For a number of complex reasons, the United States is no longer the obvious destination it once was. Since 1972, Norway has actually been the most popular destination for Swedish emigrants. The Nordic countries allow their citizens to move and work freely in each other’s countries; its geographical proximity makes going home cheap, fast and easy; language and culture are very similar; and Norway has become a very wealthy country that pays good salaries. Some 60,000 Swedes now live and work in Oslo alone. Furthermore, because of the European Union, which Sweden joined in 1995, it is now possible to live and work in a number of European countries without having to obtain a visa first. Many Swedes have found their way to the UK, and it is estimated that London also has a population of approximately 60,000 Swedes. Today there might be more Swedes living in Spain as well—at least during the winter months—than in the United States. Fairly large numbers of Swedes are now also settled in Germany, Belgium, Asia, and Australia.
As these population statistics suggest, the Swedish immigrant experience in the United States has changed radically in a hundred years. Around 1910, when the US population had reached 91 million, there were between 1.2 or 1.3 million Swedes in America. Therefore, the 50,000 Swedes living in the US today only constitute a tiny fraction of the earlier emigrant population—less than four percent of the number of Swedes who lived in America a hundred years ago. At the same time the US population has grown more than three-fold and is now over 300 million. Of these, more than 31 million are born abroad. The Swedes thus only make up 0.17 percent of the foreign born population, or 0.017 percent of the entire US population, and their presence in American culture is more or less on a “molecular” level. In short, there are very few Swedes walking on the streets of America today, and random encounters are rare indeed.

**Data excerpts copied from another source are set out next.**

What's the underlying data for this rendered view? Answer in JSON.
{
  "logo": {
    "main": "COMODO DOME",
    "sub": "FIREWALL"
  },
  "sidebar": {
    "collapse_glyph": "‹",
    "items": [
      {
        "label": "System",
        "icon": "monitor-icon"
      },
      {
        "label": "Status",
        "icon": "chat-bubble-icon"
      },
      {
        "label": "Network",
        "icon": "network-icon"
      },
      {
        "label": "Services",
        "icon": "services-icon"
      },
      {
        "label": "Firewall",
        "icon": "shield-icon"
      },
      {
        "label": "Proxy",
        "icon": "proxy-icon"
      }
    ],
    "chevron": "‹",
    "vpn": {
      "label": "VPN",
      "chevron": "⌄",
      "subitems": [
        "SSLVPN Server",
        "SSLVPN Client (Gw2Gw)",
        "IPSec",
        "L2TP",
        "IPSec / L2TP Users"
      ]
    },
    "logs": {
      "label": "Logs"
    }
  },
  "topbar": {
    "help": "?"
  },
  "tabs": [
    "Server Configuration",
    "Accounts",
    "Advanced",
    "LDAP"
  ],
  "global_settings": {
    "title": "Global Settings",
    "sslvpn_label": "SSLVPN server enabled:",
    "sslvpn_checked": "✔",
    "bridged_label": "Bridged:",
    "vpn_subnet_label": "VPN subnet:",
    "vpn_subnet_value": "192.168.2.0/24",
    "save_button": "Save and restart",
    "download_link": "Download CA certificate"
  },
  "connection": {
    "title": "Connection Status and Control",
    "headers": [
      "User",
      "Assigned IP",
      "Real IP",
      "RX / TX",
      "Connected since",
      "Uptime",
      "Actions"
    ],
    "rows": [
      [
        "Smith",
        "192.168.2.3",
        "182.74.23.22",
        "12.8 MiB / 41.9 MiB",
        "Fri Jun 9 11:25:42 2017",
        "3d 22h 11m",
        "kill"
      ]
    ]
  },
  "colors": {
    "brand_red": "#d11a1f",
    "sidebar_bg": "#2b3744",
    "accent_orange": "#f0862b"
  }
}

On the other hand there are, according to information in the latest US Census, well over four million individuals in the USA who consider themselves Swedish-American, and who nurture the Swedish heritage of the early immigrants to the USA. These individuals keep a fairly large number of organizations, lodges, festivals, congregations and museums alive, but they involve activities (perhaps with the exception of genealogists) that rarely translate into a deep, continuous contact with Sweden. To most Swedes who have immigrated to the United States as adults during the last thirty years, these Swedish-Americans often appear considerably more American than Swedish. Less than one percent speak Swedish; few could say what political party currently rules in Sweden; most have not developed a nuanced view of modern Sweden (or Europe), and often express political (size and role of the government), religious (church involvement), or moral (death penalty and abortion) values that are uncommon in today’s Sweden. For these reasons, the new Swedish immigrants often turn to the internet and to their own local networks and groups where the members share a more similar background, experiences and language. Consequently the Swedish-Americans and the Swedes have different needs and interests, and do not—at least not to any great extent—mingle in the same organizations and groups.